The reason this will succeed is we on the right, the defenders of private capital and capitalism, minimal government and maximum personal responsibility and the denouncers of nanny coddling, public economies like socialism and communism, fail miserably to see the finance industry, banking, investing, speculating, services, law and the majority of economic activity as nothing more than the another form of wealth transfer. Until the distinction is made between activities that add more value than they consume and those that consume value transferring it from one entity to another, then we will continue to see the protest grow. We as conservatives can call the protesters every name in the book but the socialism they call for is no different than the financial system the protesters are angry at.

They blame capitalism, largely because they don’t know what it means and confuse it with greed a human behavior. Capitalism is the private ownership of property and the means of production and distribution of goods and services. It has nothing to do with an individual’s behavior, like being greedy. They fail to see that income redistribution, the kind they associate with socialism, is wealth transfer which is what the financial industry already does. Sure they want to transfer wealth from the few to the many and banks transfer from the many to the few, but neither actually produces new wealth and both consume more than their value adds. Wealth transfer is just that, robbing Peter to pay Paul.

Those of us on the right that recognize the value of making more wealth than you consume, like Steve Job’s Apple, Bill Gates’ Microsoft, Intel, US Steel, Exxon/Mobil, the Koch brothers, and other such wealth producers and distinguish them from wealth consumers like government, banks, brokers, sales, retail, law and other necessities that are net wealth consumers, need desperately to voice that distinction and very loudly. If we don’t we will ensure the commies and socialists and other bitter, jealous, envious class warfare mongers will throw the baby out with the bathwater to all humanities demise.

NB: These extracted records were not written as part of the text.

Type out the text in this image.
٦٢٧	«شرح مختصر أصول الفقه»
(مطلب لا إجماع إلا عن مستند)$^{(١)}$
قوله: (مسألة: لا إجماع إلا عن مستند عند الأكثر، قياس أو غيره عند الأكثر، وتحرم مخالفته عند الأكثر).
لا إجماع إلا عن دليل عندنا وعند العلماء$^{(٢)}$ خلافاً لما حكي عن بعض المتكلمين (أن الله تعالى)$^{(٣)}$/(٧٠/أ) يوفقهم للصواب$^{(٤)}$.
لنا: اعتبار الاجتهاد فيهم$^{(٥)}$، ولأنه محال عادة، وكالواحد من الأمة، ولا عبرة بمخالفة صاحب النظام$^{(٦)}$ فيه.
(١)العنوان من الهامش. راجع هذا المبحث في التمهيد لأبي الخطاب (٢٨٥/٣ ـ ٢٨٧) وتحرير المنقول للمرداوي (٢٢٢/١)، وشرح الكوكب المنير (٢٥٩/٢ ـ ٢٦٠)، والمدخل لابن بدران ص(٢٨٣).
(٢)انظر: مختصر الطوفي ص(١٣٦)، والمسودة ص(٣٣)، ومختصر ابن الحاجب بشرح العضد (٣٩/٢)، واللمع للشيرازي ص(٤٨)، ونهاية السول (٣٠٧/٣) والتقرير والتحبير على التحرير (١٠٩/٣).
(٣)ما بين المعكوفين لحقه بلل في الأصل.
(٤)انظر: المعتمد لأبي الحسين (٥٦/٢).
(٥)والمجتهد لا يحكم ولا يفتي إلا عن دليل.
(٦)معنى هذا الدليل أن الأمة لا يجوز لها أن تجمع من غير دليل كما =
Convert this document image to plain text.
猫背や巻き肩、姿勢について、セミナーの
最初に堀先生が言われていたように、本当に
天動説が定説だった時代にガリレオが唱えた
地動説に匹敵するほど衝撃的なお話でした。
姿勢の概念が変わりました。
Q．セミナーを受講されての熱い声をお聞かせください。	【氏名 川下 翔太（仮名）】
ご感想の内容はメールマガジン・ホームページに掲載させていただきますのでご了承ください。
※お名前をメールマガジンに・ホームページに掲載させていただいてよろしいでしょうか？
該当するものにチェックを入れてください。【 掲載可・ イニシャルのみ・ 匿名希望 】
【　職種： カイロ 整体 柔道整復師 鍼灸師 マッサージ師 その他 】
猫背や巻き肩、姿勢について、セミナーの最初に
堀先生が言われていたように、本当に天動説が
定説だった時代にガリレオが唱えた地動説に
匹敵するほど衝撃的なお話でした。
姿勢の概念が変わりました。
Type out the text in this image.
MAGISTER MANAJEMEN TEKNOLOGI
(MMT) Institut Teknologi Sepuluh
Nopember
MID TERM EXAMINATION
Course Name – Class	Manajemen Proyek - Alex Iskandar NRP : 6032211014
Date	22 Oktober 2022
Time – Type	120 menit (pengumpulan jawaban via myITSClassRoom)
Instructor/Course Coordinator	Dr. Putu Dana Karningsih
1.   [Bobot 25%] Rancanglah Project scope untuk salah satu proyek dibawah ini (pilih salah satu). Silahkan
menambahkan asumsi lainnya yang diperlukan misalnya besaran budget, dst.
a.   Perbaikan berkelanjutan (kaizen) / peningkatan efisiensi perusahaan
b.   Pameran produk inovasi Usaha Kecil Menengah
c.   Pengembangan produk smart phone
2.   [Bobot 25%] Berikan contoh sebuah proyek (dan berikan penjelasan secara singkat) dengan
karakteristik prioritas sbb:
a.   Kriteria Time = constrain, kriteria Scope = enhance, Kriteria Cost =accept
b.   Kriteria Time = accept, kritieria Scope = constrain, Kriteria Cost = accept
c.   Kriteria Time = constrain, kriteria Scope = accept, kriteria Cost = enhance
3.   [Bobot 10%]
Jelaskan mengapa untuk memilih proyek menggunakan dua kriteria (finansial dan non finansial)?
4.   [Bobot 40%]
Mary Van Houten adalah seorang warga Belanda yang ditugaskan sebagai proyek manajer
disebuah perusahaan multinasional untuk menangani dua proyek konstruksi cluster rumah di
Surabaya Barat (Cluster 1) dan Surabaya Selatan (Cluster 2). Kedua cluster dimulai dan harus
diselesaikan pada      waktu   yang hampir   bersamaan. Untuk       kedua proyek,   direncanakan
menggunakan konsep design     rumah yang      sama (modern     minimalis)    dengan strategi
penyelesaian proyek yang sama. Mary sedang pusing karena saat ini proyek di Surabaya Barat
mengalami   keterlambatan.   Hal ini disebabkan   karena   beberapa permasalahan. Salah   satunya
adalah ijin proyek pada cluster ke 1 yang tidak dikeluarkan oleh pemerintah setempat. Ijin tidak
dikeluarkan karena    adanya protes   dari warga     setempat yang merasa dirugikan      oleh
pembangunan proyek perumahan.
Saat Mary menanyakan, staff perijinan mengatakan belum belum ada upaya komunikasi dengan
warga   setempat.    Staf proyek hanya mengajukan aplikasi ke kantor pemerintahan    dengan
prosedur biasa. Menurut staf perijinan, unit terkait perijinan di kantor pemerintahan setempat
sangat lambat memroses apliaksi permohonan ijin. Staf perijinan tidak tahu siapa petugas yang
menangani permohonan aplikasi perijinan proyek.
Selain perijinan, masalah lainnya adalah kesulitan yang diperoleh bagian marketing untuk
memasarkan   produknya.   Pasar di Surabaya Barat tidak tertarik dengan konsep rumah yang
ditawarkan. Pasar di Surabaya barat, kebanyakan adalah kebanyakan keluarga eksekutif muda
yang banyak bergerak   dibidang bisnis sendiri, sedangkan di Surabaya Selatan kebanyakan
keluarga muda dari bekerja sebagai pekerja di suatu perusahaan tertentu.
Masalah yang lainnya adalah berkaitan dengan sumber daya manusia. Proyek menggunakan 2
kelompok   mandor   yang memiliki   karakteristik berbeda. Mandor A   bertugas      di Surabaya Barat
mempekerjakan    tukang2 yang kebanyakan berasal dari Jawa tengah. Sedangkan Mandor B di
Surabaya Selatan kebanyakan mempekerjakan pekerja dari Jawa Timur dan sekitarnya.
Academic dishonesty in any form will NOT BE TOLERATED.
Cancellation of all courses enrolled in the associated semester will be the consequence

If the old commie tyrants ruling China can figure this out and indeed capitalize on it why in the hell can’t we? Are we so disinterested in wealth production because its easier to just sit on our fat lard asses and collect the rewards of other’s hard work that we just don’t give a crap anymore? Or are we that ignorant of how wealth is actually produced that we confuse wealth accumulation with wealth production. Think about that folks. Because commie, socialist, hippy, banker, broker, factory worker, politician or anything else, if we ain’t making wealth we are redistributing a shrinking pie and in the end rich or poor we all end up poor.